Satish K. Tripathi, Ph. D.

Satish K. Tripathi, Ph. D.

Appointed Provost and Executive Vice President for Academic Affairs on July 1, 2004, Dr. Satish Tripathi came to the University at Buffalo from UC Riverside where he served as Dean of the Bourns College of Engineering and the William R. Johnson, Jr. Family Distinguished Professor of Engineering at UC Riverside since 1997. He also served as acting executive vice chancellor from March 2002 through June 2002.

Prior to joining UC Riverside, he was a professor in the Department of Computer Science at the University of Maryland, where his 19 years as a faculty member in the department included being chair from 1988-95.

Tripathi is an internationally accomplished computer scientist who has been involved in substantial funded research. He has published more than 200 scholarly papers, supervised 25 doctoral students and served on program committees of numerous international conferences.

He has been the guest editor or guest co-editor of several scientific journals and is a founding member of the editorial board of IEEE Pervasive Computing. A member of the editorial board of International Journal of High-Speed Networks, he previously was on the editorial boards of Theoretical Computer Science, IEEE Transactions on Computers, ACM Multimedia Systems, and ACM/IEEE Transactions on Networking.
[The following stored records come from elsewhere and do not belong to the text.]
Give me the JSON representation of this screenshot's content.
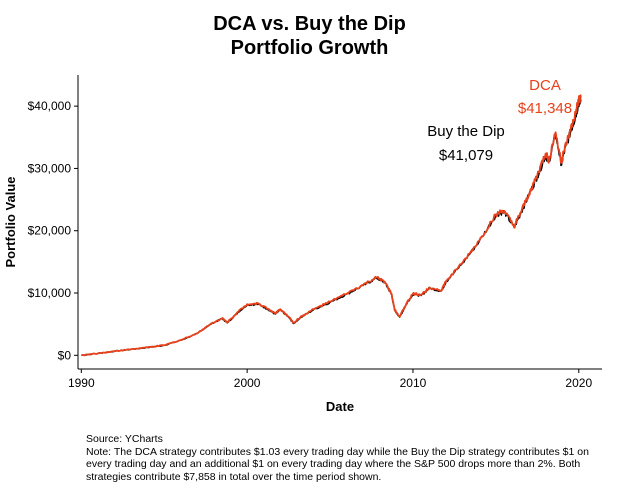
{
  "chart_data": {
    "type": "line",
    "title": "DCA vs. Buy the Dip",
    "subtitle": "Portfolio Growth",
    "xlabel": "Date",
    "ylabel": "Portfolio Value",
    "xlim": [
      1989.8,
      2021.4
    ],
    "ylim": [
      -2200,
      45000
    ],
    "grid": false,
    "x_ticks": [
      1990,
      2000,
      2010,
      2020
    ],
    "y_ticks": [
      0,
      10000,
      20000,
      30000,
      40000
    ],
    "y_tick_labels": [
      "$0",
      "$10,000",
      "$20,000",
      "$30,000",
      "$40,000"
    ],
    "series": [
      {
        "name": "Buy the Dip",
        "color": "#000000",
        "x": [
          1990.0,
          1991.0,
          1992.0,
          1993.0,
          1994.0,
          1995.0,
          1996.0,
          1997.0,
          1997.8,
          1998.5,
          1998.8,
          1999.5,
          2000.0,
          2000.7,
          2001.3,
          2001.7,
          2002.0,
          2002.5,
          2002.8,
          2003.2,
          2004.0,
          2005.0,
          2006.0,
          2007.0,
          2007.8,
          2008.3,
          2008.7,
          2008.9,
          2009.2,
          2009.6,
          2010.0,
          2010.5,
          2011.0,
          2011.7,
          2012.0,
          2013.0,
          2014.0,
          2015.0,
          2015.5,
          2016.1,
          2016.5,
          2017.0,
          2017.5,
          2018.0,
          2018.2,
          2018.6,
          2018.95,
          2019.1,
          2019.5,
          2019.8,
          2020.0,
          2020.12
        ],
        "y": [
          0,
          300,
          650,
          950,
          1250,
          1600,
          2400,
          3500,
          5000,
          5900,
          5200,
          7000,
          8100,
          8200,
          7300,
          6600,
          7300,
          6100,
          5100,
          6000,
          7300,
          8500,
          9800,
          11200,
          12400,
          11700,
          9800,
          7200,
          6100,
          8200,
          9800,
          9600,
          10800,
          10300,
          11800,
          14800,
          18300,
          22500,
          23100,
          20500,
          22800,
          25800,
          28700,
          32100,
          31000,
          35500,
          30600,
          32400,
          35800,
          38300,
          40500,
          41079
        ]
      },
      {
        "name": "DCA",
        "color": "#e8411b",
        "x": [
          1990.0,
          1991.0,
          1992.0,
          1993.0,
          1994.0,
          1995.0,
          1996.0,
          1997.0,
          1997.8,
          1998.5,
          1998.8,
          1999.5,
          2000.0,
          2000.7,
          2001.3,
          2001.7,
          2002.0,
          2002.5,
          2002.8,
          2003.2,
          2004.0,
          2005.0,
          2006.0,
          2007.0,
          2007.8,
          2008.3,
          2008.7,
          2008.9,
          2009.2,
          2009.6,
          2010.0,
          2010.5,
          2011.0,
          2011.7,
          2012.0,
          2013.0,
          2014.0,
          2015.0,
          2015.5,
          2016.1,
          2016.5,
          2017.0,
          2017.5,
          2018.0,
          2018.2,
          2018.6,
          2018.95,
          2019.1,
          2019.5,
          2019.8,
          2020.0,
          2020.12
        ],
        "y": [
          0,
          310,
          660,
          970,
          1270,
          1620,
          2450,
          3550,
          5050,
          5950,
          5300,
          7100,
          8200,
          8300,
          7400,
          6700,
          7400,
          6200,
          5200,
          6100,
          7400,
          8600,
          9900,
          11300,
          12500,
          11800,
          9900,
          7300,
          6200,
          8300,
          9900,
          9700,
          10900,
          10400,
          11900,
          14900,
          18400,
          22600,
          23200,
          20600,
          22900,
          25900,
          28900,
          32400,
          31300,
          35800,
          30900,
          32700,
          36100,
          38700,
          41000,
          41348
        ]
      }
    ],
    "annotations": [
      {
        "series": "Buy the Dip",
        "label": "Buy the Dip",
        "value": "$41,079",
        "color": "#000000"
      },
      {
        "series": "DCA",
        "label": "DCA",
        "value": "$41,348",
        "color": "#e8411b"
      }
    ]
  },
  "notes": {
    "source": "Source:  YCharts",
    "note": "Note: The DCA strategy contributes $1.03 every trading day while the Buy the Dip strategy contributes $1 on every trading day and an additional $1 on every trading day where the S&P 500 drops more than 2%. Both strategies contribute $7,858 in total over the time period shown."
  }
}
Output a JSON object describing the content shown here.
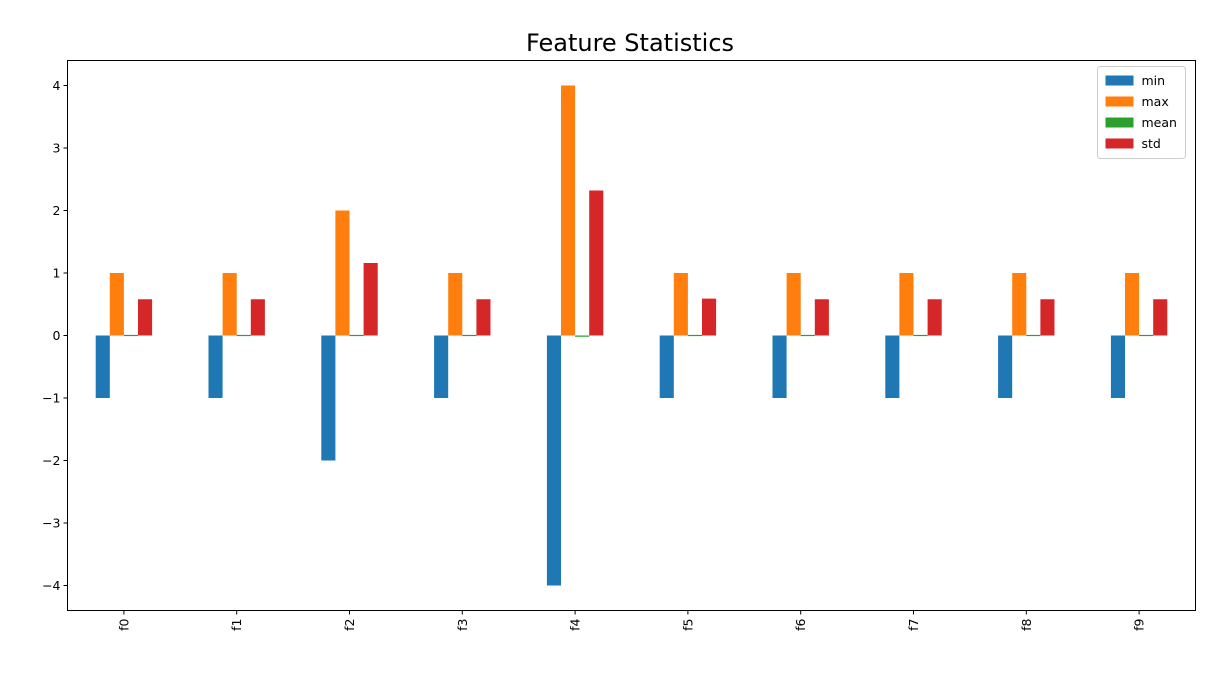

Tripathi is a fellow of the IEEE Computer and Communications Societies and the American Association for the Advancement of Science.

He was a visiting professor at the University of Paris-Sud in France and the University of Erlangen-Nuremberg in Germany while at the University of Maryland.

A native of India, Tripathi graduated top of his class from Banaras Hindu University in India in 1968. In addition to a doctorate in computer science that he earned from the University of Toronto in 1979, he was awarded the Honorary Doctorate of Sciences from the prestigious Indian Institute of Information Technology, Allahabad, the university’s highest degree. Tripathi holds three master's degrees - one in computer science from the University of Toronto (1976) and two in statistics from the University of Alberta (1974) and Banaras Hindu University (1970).